- Outfielder / Pinch hitter
- Born: August 17, 1924 New York City, New York, U.S.
- Died: December 14, 1991 (aged 67) New York City, New York, U.S.
- Batted: RightThrew: Right

MLB debut
- April 17, 1951, for the St. Louis Cardinals

Last MLB appearance
- May 3, 1951, for the St. Louis Cardinals

MLB statistics
- Batting average: .000
- At bats: 5
- Runs scored: 0
- Stats at Baseball Reference

Teams
- St. Louis Cardinals (1951);

= Larry Ciaffone =

American baseball player (1924–1991)

Lawrence Thomas Ciaffone (August 17, 1924 – December 14, 1991), nicknamed "Symphony Larry", was an American professional baseball player whose ten-year playing career (1946–1955), largely as an outfielder, catcher and first baseman, included a six-game trial with the St. Louis Cardinals of Major League Baseball during the opening weeks of the season. Ciaffone threw and batted right-handed, stood 5 ft 9 in tall and weighed 185 lb.

Born in Brooklyn, New York, he attended Lafayette High School before transferring to Abraham Lincoln High School to be teammates with his cousin Frank Ciaffone, a star pitcher. Both signed with the Brooklyn Dodgers upon graduation but their baseball careers were delayed by military service in World War II. Larry entered the United States Army, and saw combat at the Battle of the Bulge in 1944–45. Frank enlisted in the United States Marines and was fatally wounded in the Battle of Iwo Jima on March 3, 1945.

Returning from wartime service at the age of 22, Larry Ciaffone began his playing career in the Brooklyn farm system, but was drafted by the Cardinals after only one season at the Class B level.

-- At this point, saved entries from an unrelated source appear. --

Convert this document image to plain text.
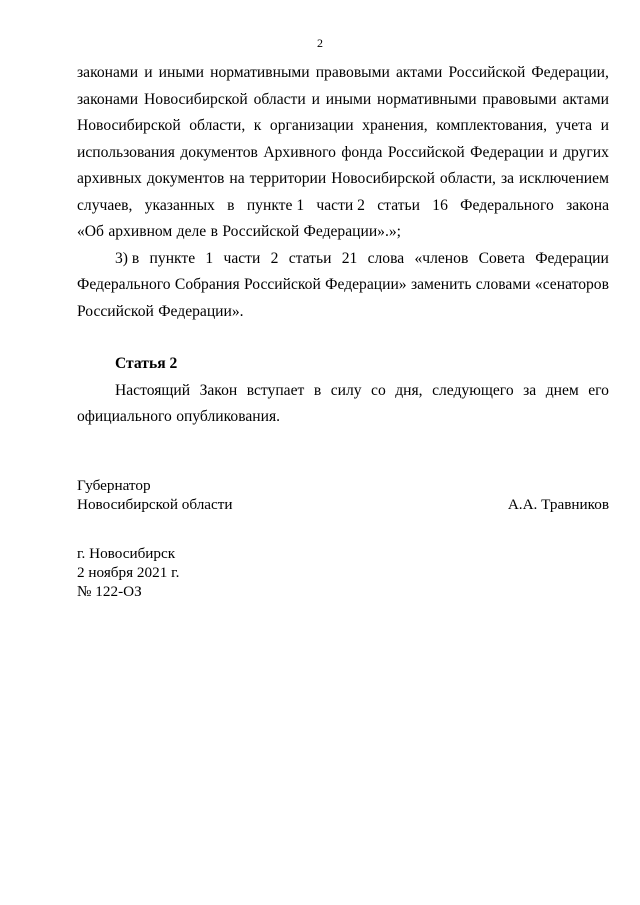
2
законами и иными нормативными правовыми актами Российской Федерации,
законами Новосибирской области и иными нормативными правовыми актами
Новосибирской области, к организации хранения, комплектования, учета и
использования документов Архивного фонда Российской Федерации и других
архивных документов на территории Новосибирской области, за исключением
случаев, указанных в пункте 1 части 2 статьи 16 Федерального закона
«Об архивном деле в Российской Федерации».»;
3) в пункте 1 части 2 статьи 21 слова «членов Совета Федерации
Федерального Собрания Российской Федерации» заменить словами «сенаторов
Российской Федерации».
Статья 2
Настоящий Закон вступает в силу со дня, следующего за днем его
официального опубликования.
Губернатор
Новосибирской области	А.А. Травников
г. Новосибирск
2 ноября 2021 г.
№ 122-ОЗ
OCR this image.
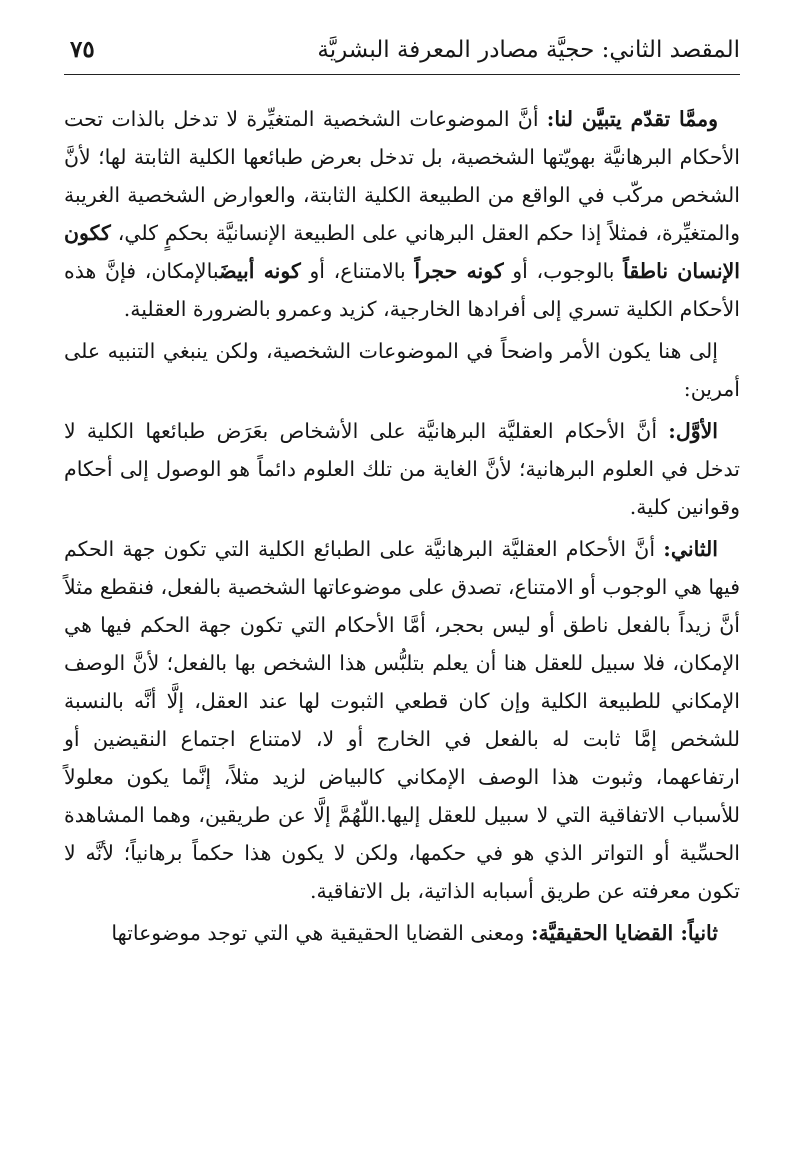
المقصد الثاني: حجيَّة مصادر المعرفة البشريَّة
٧٥

وممَّا تقدّم يتبيَّن لنا: أنَّ الموضوعات الشخصية المتغيِّرة لا تدخل بالذات تحت الأحكام البرهانيَّة بهويّتها الشخصية، بل تدخل بعرض طبائعها الكلية الثابتة لها؛ لأنَّ الشخص مركّب في الواقع من الطبيعة الكلية الثابتة، والعوارض الشخصية الغريبة والمتغيِّرة، فمثلاً إذا حكم العقل البرهاني على الطبيعة الإنسانيَّة بحكمٍ كلي، ككون الإنسان ناطقاً بالوجوب، أو كونه حجراً بالامتناع، أو كونه أبيضَبالإمكان، فإنَّ هذه الأحكام الكلية تسري إلى أفرادها الخارجية، كزيد وعمرو بالضرورة العقلية.

إلى هنا يكون الأمر واضحاً في الموضوعات الشخصية، ولكن ينبغي التنبيه على أمرين:

الأوَّل: أنَّ الأحكام العقليَّة البرهانيَّة على الأشخاص بعَرَض طبائعها الكلية لا تدخل في العلوم البرهانية؛ لأنَّ الغاية من تلك العلوم دائماً هو الوصول إلى أحكام وقوانين كلية.

الثاني: أنَّ الأحكام العقليَّة البرهانيَّة على الطبائع الكلية التي تكون جهة الحكم فيها هي الوجوب أو الامتناع، تصدق على موضوعاتها الشخصية بالفعل، فنقطع مثلاً أنَّ زيداً بالفعل ناطق أو ليس بحجر، أمَّا الأحكام التي تكون جهة الحكم فيها هي الإمكان، فلا سبيل للعقل هنا أن يعلم بتلبُّس هذا الشخص بها بالفعل؛ لأنَّ الوصف الإمكاني للطبيعة الكلية وإن كان قطعي الثبوت لها عند العقل، إلَّا أنَّه بالنسبة للشخص إمَّا ثابت له بالفعل في الخارج أو لا، لامتناع اجتماع النقيضين أو ارتفاعهما، وثبوت هذا الوصف الإمكاني كالبياض لزيد مثلاً، إنَّما يكون معلولاً للأسباب الاتفاقية التي لا سبيل للعقل إليها.اللّهُمَّ إلَّا عن طريقين، وهما المشاهدة الحسِّية أو التواتر الذي هو في حكمها، ولكن لا يكون هذا حكماً برهانياً؛ لأنَّه لا تكون معرفته عن طريق أسبابه الذاتية، بل الاتفاقية.

ثانياً: القضايا الحقيقيَّة: ومعنى القضايا الحقيقية هي التي توجد موضوعاتها
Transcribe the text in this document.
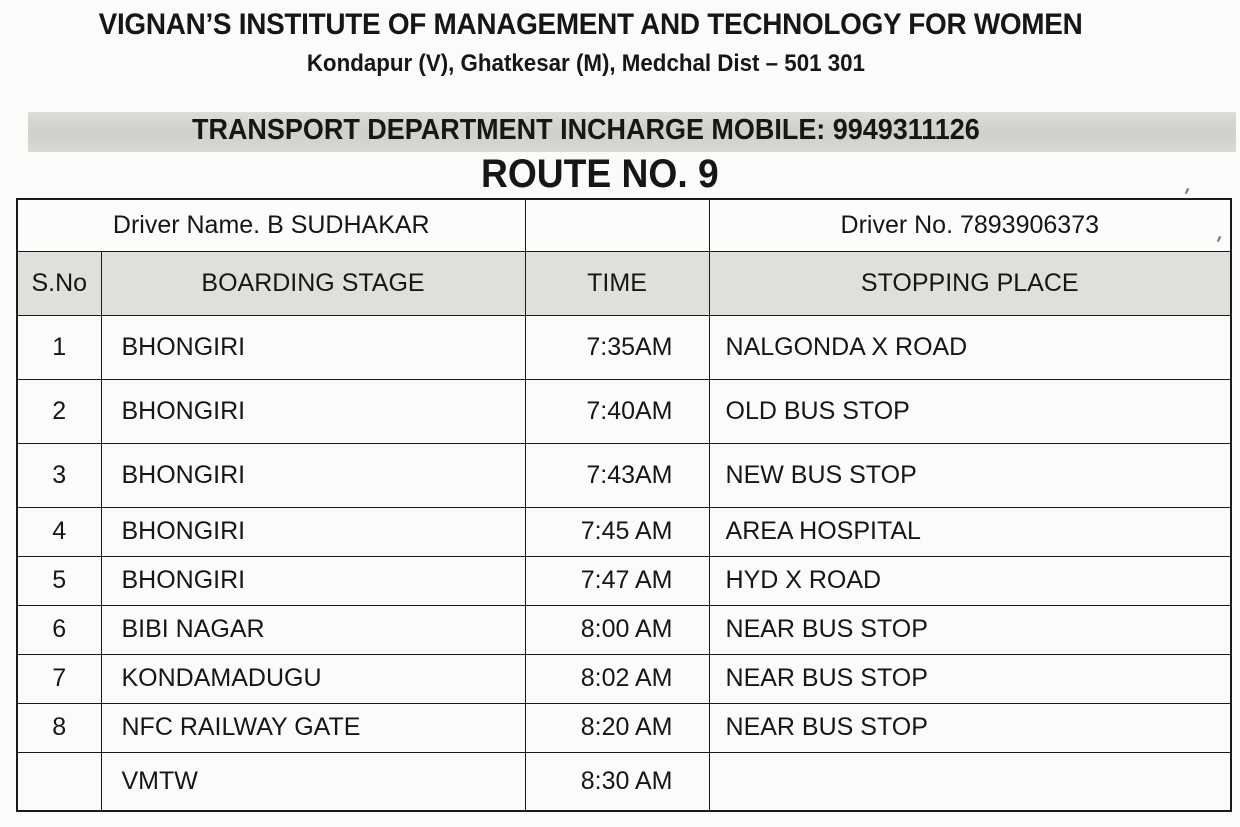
VIGNAN’S INSTITUTE OF MANAGEMENT AND TECHNOLOGY FOR WOMEN
Kondapur (V), Ghatkesar (M), Medchal Dist – 501 301
TRANSPORT DEPARTMENT INCHARGE MOBILE: 9949311126
ROUTE NO. 9
Driver Name. B SUDHAKAR			Driver No. 7893906373
S.No	BOARDING STAGE	TIME	STOPPING PLACE
1	BHONGIRI	7:35AM	NALGONDA X ROAD
2	BHONGIRI	7:40AM	OLD BUS STOP
3	BHONGIRI	7:43AM	NEW BUS STOP
4	BHONGIRI	7:45 AM	AREA HOSPITAL
5	BHONGIRI	7:47 AM	HYD X ROAD
6	BIBI NAGAR	8:00 AM	NEAR BUS STOP
7	KONDAMADUGU	8:02 AM	NEAR BUS STOP
8	NFC RAILWAY GATE	8:20 AM	NEAR BUS STOP
	VMTW	8:30 AM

He progressed through the Cardinal system, and after batting .324 for the Triple-A Rochester Red Wings in 1950, he made the Cardinals' early-season, 28-man roster in 1951. Ciaffone appeared in six games as a pinch hitter and substitute left fielder. He went hitless in five at bats with one base on balls, then returned to Rochester for the balance of the season.